6 years, 7 months ago.

Analog In - Is it consistent or statistic?

Hi, I'm using an AnalogIn pin to get the voltage of a battery. But, the analog input has many interferences and I'm forced then to sample many times and to make an average.

Is it normal? Shall the analog input be consistent and robust, or that I really have to use statistic sampling?

Thanks!

1 Answer

6 years, 7 months ago.

I guess it depends on how much noise you are seeing. Generally there is always some amount of noise on AD reads. Various techniques can be used to minimize the noise depending on how important accuracy is for your application.

I would normally use software filtering on analog values to ensure a single bad read doesn't impact my program. A pretty good strategy is to do 5 reads, discard highest and lowest and average the middle three. But sometimes if you need to act quickly you will not have to to do any filtering and will have to use the raw value.
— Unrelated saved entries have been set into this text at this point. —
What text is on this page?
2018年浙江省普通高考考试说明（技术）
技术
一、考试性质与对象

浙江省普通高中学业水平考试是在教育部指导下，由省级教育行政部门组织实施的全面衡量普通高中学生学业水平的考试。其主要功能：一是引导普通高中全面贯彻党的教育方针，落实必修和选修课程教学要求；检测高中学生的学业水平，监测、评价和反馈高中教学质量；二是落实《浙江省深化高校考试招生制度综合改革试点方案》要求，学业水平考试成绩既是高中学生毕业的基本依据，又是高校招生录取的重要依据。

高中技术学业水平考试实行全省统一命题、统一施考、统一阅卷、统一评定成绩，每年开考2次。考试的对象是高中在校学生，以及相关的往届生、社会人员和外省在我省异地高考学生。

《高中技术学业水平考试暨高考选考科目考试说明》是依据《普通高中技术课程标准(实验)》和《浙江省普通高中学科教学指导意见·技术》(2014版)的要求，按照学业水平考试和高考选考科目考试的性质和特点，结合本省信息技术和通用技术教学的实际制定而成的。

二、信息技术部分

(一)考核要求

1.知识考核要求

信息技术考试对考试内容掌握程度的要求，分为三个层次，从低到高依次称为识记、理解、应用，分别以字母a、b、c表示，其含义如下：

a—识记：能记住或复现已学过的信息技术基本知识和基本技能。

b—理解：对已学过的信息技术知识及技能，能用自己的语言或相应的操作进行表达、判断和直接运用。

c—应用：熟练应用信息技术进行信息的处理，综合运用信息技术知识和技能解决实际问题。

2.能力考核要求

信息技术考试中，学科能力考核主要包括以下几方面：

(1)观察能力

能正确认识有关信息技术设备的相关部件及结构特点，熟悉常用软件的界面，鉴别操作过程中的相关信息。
Most devboards use Vdd as the AD reference voltage (probably with some filtering). Any noise on the 3.3V rail then can affect the AD result. For more accurate results, connect a dedicated voltage reference to the ADC Vref pin so you have a nice stable reference point. And then of course you can use hardware filtering to smooth out the actual signal you're trying to measure. The hardware filters will have a time constant associated with them. You would usually try to plan your hardware filter so it is smoothing the signal in between AD reads you are doing in software. So in softaware if you will sample once per second, in hardware you would LPF the signal so it represents an average of about 1 second.

Graham

Accepted Answer

Thank you very much for the detailed answer!